Infection with C. burnetii leads BTN3A and BTN2-dependent activation of Vγ9Vδ2 T lymphocytes. (A) Monocytes isolated from healthy donors (n = 3) previously infected 24 hours with C. burnetii NM1 (50 or 100 MOI) or with M. tuberculosis (1, 5 or 10 MOI) were co-cultured with autologous Vγ9Vδ2 T cells (E:T ratio of 1:1). Vγ9Vδ2 T cell degranulation (%CD107ab+ cells) was assessed after 4 hours of co-culture by flow cytometry. (B–D) Monocytes isolated from healthy donors (n = 4) previously infected 24 hours with (C) burnetii strains (50 MOI) or with M. tuberculosis (5 MOI) were co-cultured with Vγ9Vδ2 T cells expanded from healthy donor (E:T ratio of 1:1) in the presence of (B) anti-BTN2A (clone 7.48), (C) anti-BTN3A (clone 103.2) or (D) anti-BTN3A (clone 20.1) antibodies (10µg/ml). Vγ9Vδ2 T cell degranulation (%CD107ab+ cells) was assessed after 4 hours of co-culture by flow cytometry. (E) The cytotoxicity was assessed by flow cytometry as the percentage of Caspase 3/7⁺ cells in the target cell population after 4 hours of co-culture in presence of anti-BTN3A antibody (clone 20.1) (10µg/ml). Data were analyzed using a normality test and a parametric t test. Values represent mean ± standard deviation. *p < 0.05, **p < 0.01, ***p < 0.001 and ****p < 0.0001.

Figure 5

Anti-BTN3A agonist antibody increases antimicrobial activity of Vγ9Vδ2 T cells towards C. burnetii infected monocytes. (A, B) Monocytes isolated from healthy donors (n = 4) previously infected 24 hours with C. burnetii NM1 (50 MOI) were co-cultured with autologous Vγ9Vδ2 T cells (E:T ratio of 1:1) in the presence of anti-BTN3A antibody (clone 20.1) (0-10 µg/ml).
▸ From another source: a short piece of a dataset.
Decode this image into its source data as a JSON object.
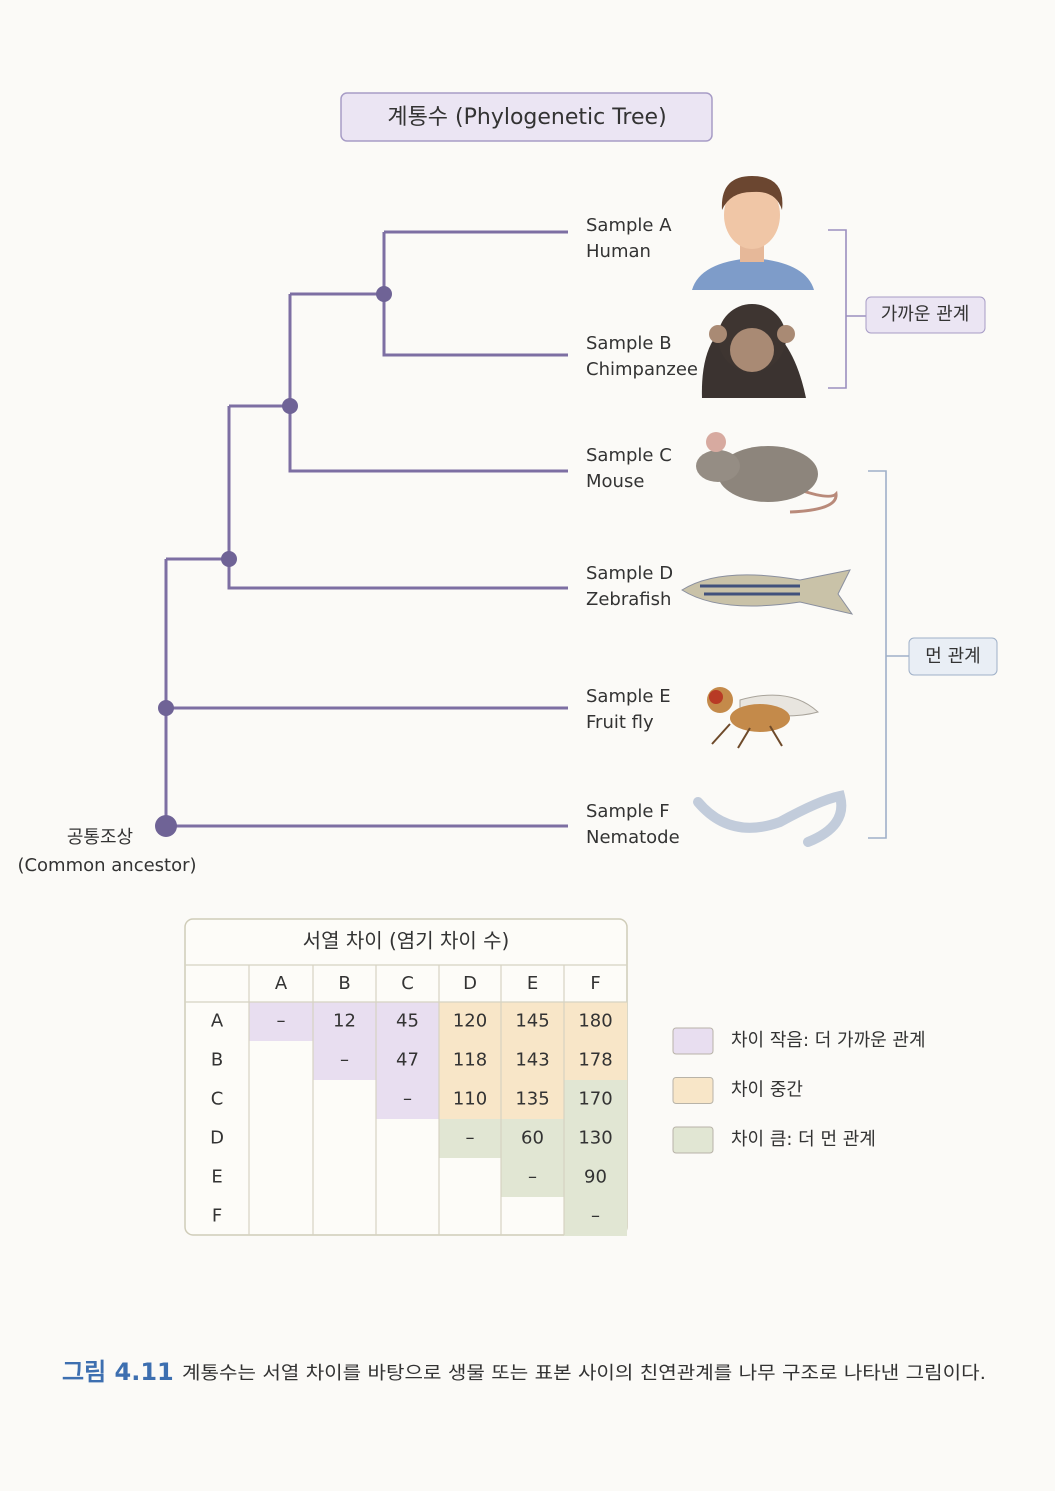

After 4 hours of co-culture, C. burnetii load was measured by (A) flow cytometry and (B) qPCR. Data were analyzed using a normality test and a parametric t test. Values represent mean ± standard deviation. *p < 0.05, **p < 0.01.

Figure 6

Anti-BTN3A agonist antibody increases the secretion of cytokines and cytotoxic molecules in Vγ9Vδ2 T cell/infected-monocyte co-cultures. Monocytes isolated from healthy donors (n = 4) previously infected 24 hours with C. burnetii NM1 (50 MOI) or with M. tuberculosis (5 MOI) were co-cultured with autologous Vγ9Vδ2 T cells (E:T ratio of 1:1) in the presence of anti-BTN3A antibody (clone 20.1) (0-10 µg/ml). After 4 hours of co-culture, the culture supernatants were analyzed for the presence of cytokines (A, left panel) and cytotoxic molecules (B, right panel) by ELISA assay. Data were analyzed using a normality test and a parametric t test. Values represent mean ± standard deviation. *p < 0.05, **p < 0.01, ***p < 0.001 and ****p < 0.0001.